Kahvaltıdan sonra kendimize iki hedef belirledik. Önce Neol Baba’nın yaşadığı, merkezindeki St. Nikolaos kilisesine, sonrasında da Likya’nın başkenti olan, Demre’nin hemen arkasındaki dağın yamacına kurulmuş olan Myra ören yeri ve müze alanına gitmeye karar verdik
ST NİKOLAOS (NOEL BABA)
Noel baba kilisesi, Demre’nin tam merkezinde bulunuyor. Gittiğimizde içeride çok sayıda turist grubunun olduğunu gördük. Noel Baba’nın mezarı olduğu belirtilen yerin önünde, hristiyanların ellerini cama dayayarak dua etmelerini izledik. Kilise, güzel bir müze haline getirilmiş. Bütün dünyada Noel Baba olarak tanınan Aziz Nikolaos, Likya kenti Patara'da doğuyor ve Demre’de yani Myra’da yaşıyor.
Noel Baba'nın hikâyesi şöyle: MS 300 yılı civarında, Patara refah içindeyken, kentte yaşayan zengin buğday tüccarının bir oğlu olur ve ona Nikolaos adı verilir. Doğduğunda göğün bir hediyesi, ana-babasının dualarının ve sundukları adakların bir meyvesi, fakirlerin bir kurtarıcısı olarak dünyaya geldiğine işaret edilir.
Denizcilerin ve öğrencilerin de koruyucusu olduğuna inanılan Aziz Nikolas'ın 6 Aralık 343'te 65 yaşında iken öldüğü sanılmaktadır. Myra'lılar onun adına bir kilise inşa ederek içindeki lahitte onu sonsuz uykusuna bırakmışlardır. Nişler içinde yer alan lahitlerden birinci niş içindeki akanthus bitki yapraklarıyla süslü Roma Devri lahdinin Noel Baba'ya ait olduğu kabul edilir. Hatta Noel Baba'nın lahdi üzerindeki balık pulu deseninin, denizcilerin de azizi olmasından kaynaklandığı düşünülür.

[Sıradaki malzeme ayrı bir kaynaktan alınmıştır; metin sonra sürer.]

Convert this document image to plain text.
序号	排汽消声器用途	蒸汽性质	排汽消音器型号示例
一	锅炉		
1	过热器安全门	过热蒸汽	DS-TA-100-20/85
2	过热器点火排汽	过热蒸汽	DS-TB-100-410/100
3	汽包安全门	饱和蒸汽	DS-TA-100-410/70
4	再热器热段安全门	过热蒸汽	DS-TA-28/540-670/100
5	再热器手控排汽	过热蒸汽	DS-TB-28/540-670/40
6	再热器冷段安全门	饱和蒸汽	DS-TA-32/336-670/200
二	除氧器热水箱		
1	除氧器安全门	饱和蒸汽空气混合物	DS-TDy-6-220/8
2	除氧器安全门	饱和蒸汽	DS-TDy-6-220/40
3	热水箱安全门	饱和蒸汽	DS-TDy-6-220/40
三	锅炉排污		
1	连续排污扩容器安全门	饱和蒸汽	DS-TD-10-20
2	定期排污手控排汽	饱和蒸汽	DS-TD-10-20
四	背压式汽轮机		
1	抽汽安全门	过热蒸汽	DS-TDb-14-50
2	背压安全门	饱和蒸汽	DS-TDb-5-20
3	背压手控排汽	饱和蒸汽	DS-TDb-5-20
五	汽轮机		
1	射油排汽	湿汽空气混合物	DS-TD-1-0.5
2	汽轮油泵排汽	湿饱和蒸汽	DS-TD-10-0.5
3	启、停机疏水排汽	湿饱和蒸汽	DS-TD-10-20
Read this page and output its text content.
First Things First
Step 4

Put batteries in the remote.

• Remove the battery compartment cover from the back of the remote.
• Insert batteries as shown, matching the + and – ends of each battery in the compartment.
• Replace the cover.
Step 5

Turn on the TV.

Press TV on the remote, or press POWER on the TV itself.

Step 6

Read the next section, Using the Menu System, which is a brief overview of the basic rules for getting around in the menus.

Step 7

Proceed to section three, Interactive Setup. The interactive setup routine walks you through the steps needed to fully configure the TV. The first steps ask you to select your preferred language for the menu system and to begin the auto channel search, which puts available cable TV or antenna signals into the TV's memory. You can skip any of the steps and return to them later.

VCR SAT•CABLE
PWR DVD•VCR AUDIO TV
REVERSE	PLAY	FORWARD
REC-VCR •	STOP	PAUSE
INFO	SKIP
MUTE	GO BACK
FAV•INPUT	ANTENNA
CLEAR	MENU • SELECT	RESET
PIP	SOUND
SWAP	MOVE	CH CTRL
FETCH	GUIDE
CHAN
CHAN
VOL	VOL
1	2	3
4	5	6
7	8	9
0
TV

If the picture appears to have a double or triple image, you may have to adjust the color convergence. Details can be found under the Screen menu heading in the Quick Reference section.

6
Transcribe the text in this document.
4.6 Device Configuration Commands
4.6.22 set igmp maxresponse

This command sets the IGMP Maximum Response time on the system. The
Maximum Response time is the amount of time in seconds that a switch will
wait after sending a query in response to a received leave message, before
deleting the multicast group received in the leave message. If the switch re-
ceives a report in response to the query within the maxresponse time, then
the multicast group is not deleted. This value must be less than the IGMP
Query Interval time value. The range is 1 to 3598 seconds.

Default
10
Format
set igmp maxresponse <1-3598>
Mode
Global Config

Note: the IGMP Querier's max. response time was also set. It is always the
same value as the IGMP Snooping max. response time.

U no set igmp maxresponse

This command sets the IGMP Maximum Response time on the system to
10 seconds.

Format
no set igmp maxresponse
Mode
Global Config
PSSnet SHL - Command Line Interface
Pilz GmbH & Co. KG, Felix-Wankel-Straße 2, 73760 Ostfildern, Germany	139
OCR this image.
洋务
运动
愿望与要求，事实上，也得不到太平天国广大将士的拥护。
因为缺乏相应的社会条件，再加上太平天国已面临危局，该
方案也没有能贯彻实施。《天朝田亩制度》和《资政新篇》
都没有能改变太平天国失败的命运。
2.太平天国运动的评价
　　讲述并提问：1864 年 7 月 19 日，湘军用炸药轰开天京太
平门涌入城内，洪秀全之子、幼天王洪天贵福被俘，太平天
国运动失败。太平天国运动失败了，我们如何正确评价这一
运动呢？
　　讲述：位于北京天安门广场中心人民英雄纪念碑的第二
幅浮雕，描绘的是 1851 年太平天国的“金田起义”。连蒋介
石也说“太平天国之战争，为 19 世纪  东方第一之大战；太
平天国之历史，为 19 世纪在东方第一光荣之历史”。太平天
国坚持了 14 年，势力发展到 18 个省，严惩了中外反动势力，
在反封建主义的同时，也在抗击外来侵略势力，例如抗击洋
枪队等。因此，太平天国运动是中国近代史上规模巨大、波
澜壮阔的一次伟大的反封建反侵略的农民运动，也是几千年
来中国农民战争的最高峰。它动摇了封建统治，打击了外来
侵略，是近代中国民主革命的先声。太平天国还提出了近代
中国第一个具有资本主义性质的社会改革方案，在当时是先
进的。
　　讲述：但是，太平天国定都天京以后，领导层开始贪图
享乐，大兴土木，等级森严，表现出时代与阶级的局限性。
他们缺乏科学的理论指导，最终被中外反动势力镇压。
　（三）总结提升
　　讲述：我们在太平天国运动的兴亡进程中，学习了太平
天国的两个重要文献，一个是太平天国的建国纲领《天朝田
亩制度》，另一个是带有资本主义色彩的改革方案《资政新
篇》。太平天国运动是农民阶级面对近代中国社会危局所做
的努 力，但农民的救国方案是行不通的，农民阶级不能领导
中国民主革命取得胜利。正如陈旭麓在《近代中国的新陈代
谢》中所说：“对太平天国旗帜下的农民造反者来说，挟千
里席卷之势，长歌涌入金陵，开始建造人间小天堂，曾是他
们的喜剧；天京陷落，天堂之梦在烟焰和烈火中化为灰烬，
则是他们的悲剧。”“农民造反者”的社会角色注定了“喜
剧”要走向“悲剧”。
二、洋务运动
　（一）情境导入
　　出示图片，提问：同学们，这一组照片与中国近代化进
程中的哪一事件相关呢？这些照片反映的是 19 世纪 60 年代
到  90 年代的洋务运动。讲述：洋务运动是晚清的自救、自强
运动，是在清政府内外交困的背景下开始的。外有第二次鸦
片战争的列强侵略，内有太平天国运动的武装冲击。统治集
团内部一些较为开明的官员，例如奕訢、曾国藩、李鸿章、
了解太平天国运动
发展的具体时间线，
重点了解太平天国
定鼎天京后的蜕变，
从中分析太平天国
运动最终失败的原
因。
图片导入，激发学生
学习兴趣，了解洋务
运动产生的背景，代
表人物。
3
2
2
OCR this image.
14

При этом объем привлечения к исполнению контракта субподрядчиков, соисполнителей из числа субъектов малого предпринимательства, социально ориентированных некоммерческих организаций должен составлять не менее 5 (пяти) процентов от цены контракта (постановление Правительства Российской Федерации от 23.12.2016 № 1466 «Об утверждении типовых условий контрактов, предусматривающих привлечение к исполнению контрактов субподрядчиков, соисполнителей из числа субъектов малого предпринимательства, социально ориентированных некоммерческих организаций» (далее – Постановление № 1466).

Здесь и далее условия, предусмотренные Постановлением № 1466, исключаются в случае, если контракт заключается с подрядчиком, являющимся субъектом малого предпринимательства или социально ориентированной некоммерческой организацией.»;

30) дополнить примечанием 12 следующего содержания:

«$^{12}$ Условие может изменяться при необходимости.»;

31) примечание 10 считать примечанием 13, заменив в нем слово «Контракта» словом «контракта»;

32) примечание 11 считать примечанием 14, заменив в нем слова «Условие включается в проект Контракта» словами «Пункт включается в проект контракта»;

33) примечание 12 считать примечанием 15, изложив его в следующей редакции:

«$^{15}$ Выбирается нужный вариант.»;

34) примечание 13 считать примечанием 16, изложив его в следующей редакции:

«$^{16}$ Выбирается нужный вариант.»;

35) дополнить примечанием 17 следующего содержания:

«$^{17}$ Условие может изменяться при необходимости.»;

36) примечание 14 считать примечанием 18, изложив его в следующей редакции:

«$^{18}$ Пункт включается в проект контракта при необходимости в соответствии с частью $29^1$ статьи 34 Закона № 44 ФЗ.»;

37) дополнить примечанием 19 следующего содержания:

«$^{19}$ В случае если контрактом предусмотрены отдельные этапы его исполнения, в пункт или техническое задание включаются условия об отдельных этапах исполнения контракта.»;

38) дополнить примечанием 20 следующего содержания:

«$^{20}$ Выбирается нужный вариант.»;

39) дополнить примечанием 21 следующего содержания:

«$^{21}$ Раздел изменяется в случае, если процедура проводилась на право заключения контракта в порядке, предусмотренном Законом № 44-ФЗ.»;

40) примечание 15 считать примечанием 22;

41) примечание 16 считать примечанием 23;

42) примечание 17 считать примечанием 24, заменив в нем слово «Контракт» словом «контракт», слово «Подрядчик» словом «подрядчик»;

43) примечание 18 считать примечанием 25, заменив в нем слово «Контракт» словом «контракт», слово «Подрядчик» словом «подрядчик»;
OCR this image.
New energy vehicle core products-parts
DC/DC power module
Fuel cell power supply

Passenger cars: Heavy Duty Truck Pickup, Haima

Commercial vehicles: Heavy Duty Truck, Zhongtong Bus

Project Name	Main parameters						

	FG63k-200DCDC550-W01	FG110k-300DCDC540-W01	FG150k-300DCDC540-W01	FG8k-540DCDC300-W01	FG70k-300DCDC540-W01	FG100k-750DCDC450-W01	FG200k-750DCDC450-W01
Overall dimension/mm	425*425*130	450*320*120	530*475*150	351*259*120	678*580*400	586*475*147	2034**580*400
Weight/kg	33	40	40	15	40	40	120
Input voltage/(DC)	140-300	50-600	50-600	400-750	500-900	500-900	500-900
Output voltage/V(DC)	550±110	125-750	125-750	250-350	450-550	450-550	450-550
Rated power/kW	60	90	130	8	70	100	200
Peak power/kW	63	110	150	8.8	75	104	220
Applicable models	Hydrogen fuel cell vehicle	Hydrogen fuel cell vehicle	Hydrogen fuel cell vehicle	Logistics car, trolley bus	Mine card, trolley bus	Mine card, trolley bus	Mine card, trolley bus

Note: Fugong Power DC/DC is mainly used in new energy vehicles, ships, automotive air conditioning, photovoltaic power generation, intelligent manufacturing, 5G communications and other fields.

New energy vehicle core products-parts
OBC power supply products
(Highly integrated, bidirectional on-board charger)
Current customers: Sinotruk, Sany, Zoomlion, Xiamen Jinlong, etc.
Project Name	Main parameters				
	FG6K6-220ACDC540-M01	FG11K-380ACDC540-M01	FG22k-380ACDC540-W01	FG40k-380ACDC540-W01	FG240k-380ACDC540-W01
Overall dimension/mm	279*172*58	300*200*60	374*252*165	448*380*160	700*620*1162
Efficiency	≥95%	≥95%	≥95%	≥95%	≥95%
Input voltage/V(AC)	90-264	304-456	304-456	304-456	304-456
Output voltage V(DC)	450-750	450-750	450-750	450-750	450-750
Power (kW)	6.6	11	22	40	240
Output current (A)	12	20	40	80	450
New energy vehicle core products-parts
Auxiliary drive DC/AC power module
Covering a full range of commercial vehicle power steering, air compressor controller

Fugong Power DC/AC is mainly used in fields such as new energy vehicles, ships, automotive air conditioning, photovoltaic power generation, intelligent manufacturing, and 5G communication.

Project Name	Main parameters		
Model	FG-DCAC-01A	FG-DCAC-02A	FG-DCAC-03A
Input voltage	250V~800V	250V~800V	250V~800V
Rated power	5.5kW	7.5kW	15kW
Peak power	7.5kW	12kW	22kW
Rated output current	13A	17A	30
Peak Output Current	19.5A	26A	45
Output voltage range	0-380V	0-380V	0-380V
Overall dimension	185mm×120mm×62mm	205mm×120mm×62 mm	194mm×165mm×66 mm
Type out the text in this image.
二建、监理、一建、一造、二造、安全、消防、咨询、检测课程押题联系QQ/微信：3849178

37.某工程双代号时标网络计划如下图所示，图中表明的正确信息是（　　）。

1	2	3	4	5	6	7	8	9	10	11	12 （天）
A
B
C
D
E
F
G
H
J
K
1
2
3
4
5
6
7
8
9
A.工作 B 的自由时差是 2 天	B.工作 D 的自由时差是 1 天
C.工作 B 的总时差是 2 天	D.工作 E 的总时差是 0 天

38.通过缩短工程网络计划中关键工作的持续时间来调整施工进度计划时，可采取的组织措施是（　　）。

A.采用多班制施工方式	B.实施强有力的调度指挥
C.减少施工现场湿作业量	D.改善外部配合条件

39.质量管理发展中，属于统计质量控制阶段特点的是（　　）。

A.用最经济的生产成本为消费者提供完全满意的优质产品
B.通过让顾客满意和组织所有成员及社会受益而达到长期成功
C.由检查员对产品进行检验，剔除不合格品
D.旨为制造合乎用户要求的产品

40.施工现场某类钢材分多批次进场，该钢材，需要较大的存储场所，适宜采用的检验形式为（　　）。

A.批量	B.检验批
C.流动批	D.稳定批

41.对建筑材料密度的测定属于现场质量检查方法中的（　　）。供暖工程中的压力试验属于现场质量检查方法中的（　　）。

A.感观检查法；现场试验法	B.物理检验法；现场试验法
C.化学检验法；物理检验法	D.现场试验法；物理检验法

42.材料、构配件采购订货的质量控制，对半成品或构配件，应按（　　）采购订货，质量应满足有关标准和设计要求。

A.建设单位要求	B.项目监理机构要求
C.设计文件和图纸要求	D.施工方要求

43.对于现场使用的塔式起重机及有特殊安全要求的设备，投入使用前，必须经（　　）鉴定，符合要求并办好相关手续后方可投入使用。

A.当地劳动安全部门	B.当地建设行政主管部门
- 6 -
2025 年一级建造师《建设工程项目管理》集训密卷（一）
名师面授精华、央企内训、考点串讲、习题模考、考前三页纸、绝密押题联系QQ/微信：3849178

Haçlı Seferleri sırasında 20 Nisan 1087'de Bari'den gelen tüccarlar Aziz Nikolas'ın kemiklerini çalıp Bari'ye götürdü ve yaptıkları bazilikaya gömdüler. Onun olduğu sanılan geride kalmış bir kısım kemik ise bugün Antalya Müzesi'nde muhafaza ediliyor. Noel Baba Kilisesi her yıl dünyanın dört bir tarafından gelen çok sayıda ziyaretçiyi ağırlıyor.
MYRA ANTİK KENTİ
Myra, Demre’nin yaslandığı dağın eteklerinde Demre Çayı üzerinde kurulu en büyük Likya şehirlerinden birisi olarak biliniyor. Zaten bir süre sonra da başkent oluyor. Myra’nın sonunu Demre çayı hazırlıyor ve dağdan getirdiği alüvyonlar, antik şehrin büyük bölümünü toprak altında bırakıyor. Myra kazılarını yapan Prof. Dr. Nevzat Çevik, tıpkı lavlarla kaplı Pompei kenti gibi bugünkü Demre’nin altında da yüksek alüvyon örtüyle kaplı büyük bir kent yattığını söylemekte.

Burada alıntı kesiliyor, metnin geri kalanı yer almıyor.